Tunable energy and mass renormalization from homothetic Quantum dot arrays

TL;DR

This study demonstrates tunable energy and mass renormalization effects in homothetic quantum dot arrays, revealing significant surface state modifications due to metal-organic overlayer interactions, confirmed by experimental and theoretical methods.

Contribution

It provides the first experimental observation of band structure renormalization in scalable metal-organic nanoporous networks, linking it to substrate interactions.

Findings

Downward energy shifts of confined states

Lowering of effective masses and tiny band gaps

Confirmation via photoemission and tunneling spectroscopy

Abstract

Quantum dot arrays in the form of molecular nanoporous networks are renown for modifying the electronic surface properties through quantum confinement. Here we show that, compared to the pristine surface state, the fundamental energy of the confined states can exhibit downward shifts accompanied by a lowering of the effective masses simultaneous to the appearance of tiny gaps at the Brillouin zone boundaries. We observed these effects by angle resolved photoemission for two self-assembled homothetic (scalable) Co-coordinated metal-organic networks.
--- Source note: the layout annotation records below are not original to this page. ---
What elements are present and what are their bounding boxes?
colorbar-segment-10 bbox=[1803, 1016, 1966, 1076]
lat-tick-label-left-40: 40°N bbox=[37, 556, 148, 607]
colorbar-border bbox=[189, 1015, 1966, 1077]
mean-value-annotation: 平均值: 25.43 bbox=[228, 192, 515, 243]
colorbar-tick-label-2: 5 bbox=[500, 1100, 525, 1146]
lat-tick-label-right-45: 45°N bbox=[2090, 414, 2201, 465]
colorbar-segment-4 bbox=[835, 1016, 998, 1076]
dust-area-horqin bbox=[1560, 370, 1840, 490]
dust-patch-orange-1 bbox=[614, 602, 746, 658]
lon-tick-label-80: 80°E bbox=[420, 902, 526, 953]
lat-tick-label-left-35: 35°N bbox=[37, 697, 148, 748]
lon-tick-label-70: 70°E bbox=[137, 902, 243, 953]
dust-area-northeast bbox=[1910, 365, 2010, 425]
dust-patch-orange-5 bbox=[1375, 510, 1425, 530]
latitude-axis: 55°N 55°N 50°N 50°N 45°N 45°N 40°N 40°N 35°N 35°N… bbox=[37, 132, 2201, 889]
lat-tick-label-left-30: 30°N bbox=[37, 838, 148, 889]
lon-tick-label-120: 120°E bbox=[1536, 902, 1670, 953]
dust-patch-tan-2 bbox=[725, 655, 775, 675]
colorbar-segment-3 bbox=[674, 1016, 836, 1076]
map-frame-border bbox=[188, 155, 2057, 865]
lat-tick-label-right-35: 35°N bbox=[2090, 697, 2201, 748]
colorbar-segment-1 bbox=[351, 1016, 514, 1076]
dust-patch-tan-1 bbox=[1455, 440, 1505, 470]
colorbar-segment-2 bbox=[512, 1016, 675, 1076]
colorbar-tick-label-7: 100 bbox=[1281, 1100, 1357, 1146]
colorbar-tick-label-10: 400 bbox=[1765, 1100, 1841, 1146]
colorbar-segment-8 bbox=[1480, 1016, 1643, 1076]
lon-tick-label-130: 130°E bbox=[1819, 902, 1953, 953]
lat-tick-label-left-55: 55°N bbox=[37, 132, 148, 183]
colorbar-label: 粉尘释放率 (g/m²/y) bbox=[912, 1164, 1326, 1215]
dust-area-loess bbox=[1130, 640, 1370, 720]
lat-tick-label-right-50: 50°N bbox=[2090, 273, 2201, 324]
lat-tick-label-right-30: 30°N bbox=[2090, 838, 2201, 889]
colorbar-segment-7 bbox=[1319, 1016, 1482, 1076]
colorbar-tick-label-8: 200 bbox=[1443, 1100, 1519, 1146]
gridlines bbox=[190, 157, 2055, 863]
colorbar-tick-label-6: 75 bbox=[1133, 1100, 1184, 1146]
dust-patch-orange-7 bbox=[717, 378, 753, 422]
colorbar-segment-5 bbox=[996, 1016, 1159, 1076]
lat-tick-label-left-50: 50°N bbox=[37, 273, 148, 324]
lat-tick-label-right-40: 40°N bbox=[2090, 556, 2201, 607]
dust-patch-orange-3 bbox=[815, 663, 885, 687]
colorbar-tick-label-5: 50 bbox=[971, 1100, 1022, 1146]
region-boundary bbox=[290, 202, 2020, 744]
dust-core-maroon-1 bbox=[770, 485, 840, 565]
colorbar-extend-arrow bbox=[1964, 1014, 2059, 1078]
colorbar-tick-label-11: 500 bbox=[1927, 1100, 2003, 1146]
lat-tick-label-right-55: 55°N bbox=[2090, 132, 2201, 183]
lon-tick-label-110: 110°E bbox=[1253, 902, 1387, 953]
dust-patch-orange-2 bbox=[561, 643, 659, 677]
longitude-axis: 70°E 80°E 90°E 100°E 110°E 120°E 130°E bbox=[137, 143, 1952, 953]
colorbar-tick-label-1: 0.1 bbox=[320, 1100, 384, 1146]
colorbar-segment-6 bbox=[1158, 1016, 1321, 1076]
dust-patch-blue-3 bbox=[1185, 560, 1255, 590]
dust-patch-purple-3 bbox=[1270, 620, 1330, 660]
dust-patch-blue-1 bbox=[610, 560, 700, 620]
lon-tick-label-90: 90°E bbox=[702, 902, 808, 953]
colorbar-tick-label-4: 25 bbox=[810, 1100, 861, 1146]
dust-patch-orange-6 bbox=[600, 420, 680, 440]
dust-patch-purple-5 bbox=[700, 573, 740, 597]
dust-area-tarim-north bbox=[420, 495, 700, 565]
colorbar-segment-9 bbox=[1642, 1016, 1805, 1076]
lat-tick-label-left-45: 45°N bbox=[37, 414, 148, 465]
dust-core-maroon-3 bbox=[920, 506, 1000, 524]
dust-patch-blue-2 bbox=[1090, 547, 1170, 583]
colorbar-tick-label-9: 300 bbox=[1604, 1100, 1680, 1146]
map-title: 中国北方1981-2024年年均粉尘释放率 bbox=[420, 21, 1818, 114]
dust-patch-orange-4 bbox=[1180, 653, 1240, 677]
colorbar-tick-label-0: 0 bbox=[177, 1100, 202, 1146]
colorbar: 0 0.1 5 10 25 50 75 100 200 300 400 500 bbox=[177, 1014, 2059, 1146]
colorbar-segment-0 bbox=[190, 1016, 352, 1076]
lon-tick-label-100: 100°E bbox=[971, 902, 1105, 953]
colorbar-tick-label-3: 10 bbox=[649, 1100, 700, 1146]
Complementary scanning tunneling spectroscopy measurements confirmed these findings. Electron plane wave expansion simulations and density functional theory calculations provide insight into the nature of this phenomenon, which we assign to metal-organic overlayer-substrate interactions in the form of adatom-substrate hybridization. The absence to date of the experimental band structure resulting from single adatom metal-coordinated nanoporous networks has precluded the observation of the significant surface state renormalization reported here, which we infer are general of low interacting and well-defined adatom arrays.